8. Compte tenu de ce qui a été dit au point 6 et eu égard à l'âge du requérant, âgé de 23 ans à la date de la décision contestée, les moyens tirés de la méconnaissance des stipulations de l'article 8 de la convention européenne de sauvegarde des droits de l'homme et des libertés fondamentales, de l'article 3-1 de la convention internationale relative aux droits de l'enfant et de l'article 7 de la charte des droits fondamentaux de l'Union-Européenne doivent être écartés.
9. Il résulte de ce qui précède que M. B..., Mme H... C... et Mme D... F... ne sont pas fondés à soutenir que c'est à tort que, par le jugement attaqué, le tribunal administratif de Nantes a rejeté leur demande dirigée contre la décision de la commission de recours contre les décisions de refus de visa d'entrée en France née le 1er avril 2023. Par voie de conséquence, les conclusions à fin d'injonction ainsi que celles tendant à l'application des dispositions des articles L. 761-1 du code de justice administrative doivent également être rejetées.
DÉCIDE :
Article 1er : La requête de M. B..., Mme C... et de Mme D... F... est rejetée.
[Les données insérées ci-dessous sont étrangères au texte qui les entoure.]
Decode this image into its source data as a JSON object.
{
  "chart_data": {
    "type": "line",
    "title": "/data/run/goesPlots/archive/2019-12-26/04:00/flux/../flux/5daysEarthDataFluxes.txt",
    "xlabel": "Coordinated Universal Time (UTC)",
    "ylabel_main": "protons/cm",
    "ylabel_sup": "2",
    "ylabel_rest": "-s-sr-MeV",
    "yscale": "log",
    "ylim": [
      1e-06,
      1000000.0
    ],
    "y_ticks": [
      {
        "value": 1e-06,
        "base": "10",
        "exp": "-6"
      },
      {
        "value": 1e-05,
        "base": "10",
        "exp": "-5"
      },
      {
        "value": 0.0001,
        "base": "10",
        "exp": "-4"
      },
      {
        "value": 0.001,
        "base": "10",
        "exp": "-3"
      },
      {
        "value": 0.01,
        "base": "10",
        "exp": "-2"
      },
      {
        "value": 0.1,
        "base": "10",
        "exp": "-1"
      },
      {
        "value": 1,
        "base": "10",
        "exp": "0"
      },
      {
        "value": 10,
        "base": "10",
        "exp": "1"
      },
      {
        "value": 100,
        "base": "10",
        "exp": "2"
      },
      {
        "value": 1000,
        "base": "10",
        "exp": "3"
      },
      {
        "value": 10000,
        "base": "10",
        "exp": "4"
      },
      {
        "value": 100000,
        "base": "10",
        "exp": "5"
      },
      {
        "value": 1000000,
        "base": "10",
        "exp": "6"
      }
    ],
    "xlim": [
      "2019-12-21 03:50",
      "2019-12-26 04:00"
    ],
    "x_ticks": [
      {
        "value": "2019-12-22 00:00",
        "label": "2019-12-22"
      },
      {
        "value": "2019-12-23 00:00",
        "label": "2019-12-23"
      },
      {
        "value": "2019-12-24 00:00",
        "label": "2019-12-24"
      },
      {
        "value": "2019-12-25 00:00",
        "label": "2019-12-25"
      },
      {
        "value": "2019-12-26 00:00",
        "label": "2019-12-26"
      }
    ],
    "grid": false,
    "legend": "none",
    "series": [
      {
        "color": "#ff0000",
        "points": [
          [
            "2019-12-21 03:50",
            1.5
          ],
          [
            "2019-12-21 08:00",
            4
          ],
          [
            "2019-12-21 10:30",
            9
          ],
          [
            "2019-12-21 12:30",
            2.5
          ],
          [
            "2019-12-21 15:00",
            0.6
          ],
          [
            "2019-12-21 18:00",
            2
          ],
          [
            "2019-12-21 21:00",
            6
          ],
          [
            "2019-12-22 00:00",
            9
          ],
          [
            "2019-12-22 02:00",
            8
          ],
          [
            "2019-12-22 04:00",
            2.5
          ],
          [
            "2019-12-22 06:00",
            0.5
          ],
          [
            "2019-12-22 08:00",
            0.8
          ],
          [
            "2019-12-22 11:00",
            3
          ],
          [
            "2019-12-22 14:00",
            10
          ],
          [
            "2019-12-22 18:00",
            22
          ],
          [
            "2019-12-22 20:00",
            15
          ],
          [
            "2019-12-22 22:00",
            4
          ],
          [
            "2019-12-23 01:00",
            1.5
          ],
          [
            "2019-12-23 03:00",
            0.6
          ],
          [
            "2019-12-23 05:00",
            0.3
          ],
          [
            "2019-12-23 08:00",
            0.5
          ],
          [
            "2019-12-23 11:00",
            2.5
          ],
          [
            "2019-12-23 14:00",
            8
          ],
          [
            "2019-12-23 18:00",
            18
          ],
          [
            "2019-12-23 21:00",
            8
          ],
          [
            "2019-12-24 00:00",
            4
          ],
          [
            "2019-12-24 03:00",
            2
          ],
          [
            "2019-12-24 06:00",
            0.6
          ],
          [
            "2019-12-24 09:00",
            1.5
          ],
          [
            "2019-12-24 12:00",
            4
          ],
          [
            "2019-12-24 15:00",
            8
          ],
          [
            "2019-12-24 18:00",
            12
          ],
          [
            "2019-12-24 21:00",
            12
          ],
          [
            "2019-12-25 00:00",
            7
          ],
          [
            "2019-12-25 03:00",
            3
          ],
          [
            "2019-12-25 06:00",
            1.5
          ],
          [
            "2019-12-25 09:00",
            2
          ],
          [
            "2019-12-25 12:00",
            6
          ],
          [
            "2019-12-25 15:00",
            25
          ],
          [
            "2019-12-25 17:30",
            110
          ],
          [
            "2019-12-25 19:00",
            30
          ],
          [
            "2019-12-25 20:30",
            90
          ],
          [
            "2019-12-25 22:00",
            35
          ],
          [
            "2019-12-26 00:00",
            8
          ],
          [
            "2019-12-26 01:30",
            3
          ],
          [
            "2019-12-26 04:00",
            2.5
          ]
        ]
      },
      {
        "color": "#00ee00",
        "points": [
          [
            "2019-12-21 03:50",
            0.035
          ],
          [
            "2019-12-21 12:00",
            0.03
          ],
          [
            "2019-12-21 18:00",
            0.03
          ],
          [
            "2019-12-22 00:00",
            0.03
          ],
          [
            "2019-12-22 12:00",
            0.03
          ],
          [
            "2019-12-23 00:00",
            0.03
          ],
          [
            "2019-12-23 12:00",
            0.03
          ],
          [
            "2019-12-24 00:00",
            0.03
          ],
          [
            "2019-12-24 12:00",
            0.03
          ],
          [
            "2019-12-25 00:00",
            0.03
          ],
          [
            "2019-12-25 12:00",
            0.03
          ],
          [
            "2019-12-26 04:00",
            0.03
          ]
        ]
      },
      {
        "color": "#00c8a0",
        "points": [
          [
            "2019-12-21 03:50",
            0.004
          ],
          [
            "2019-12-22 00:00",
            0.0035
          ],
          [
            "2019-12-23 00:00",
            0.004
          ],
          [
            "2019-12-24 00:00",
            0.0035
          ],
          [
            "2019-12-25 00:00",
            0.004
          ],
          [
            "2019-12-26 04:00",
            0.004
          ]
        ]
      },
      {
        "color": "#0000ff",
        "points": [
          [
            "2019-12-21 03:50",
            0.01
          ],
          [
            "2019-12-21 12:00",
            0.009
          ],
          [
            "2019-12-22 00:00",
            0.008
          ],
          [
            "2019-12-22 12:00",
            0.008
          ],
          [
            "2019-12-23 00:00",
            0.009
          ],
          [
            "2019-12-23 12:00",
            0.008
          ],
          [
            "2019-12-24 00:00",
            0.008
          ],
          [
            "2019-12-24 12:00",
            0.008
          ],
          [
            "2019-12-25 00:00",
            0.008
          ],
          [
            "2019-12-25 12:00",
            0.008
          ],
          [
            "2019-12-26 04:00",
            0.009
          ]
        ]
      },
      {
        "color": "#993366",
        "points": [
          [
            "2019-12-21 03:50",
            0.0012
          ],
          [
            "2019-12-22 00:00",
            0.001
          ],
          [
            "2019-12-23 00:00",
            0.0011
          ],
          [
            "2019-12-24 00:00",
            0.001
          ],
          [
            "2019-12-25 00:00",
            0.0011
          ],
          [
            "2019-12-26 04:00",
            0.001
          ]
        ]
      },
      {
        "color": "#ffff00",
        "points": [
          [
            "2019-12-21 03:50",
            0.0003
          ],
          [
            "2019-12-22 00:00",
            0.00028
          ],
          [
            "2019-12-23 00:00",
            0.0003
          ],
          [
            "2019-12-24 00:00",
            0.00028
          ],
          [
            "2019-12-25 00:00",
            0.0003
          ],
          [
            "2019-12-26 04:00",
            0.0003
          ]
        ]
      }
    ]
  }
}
Article 2 : Le présent arrêt sera notifié à M. A... B..., Mme H... C..., Mme D... F... et à M. I... C... et au ministre d'Etat, ministre de l'intérieur.
Délibéré après l'audience du 16 mai 2025, à laquelle siégeaient :
- M. Gaspon, président de chambre,
- M. Coiffet, président-assesseur,
- M. Pons, premier conseiller.
Rendu public par mise à disposition au greffe le 3 juin 2025.
Le rapporteur,
O. COIFFETLe président,
O. GASPON
Le greffier,
R. MAGEAU
La République mande et ordonne au ministre d'Etat, ministre de l'intérieur en ce qui le concerne, et à tous commissaires de justice à ce requis en ce qui concerne les voies de droit commun contre les parties privées, de pourvoir à l'exécution de la présente décision.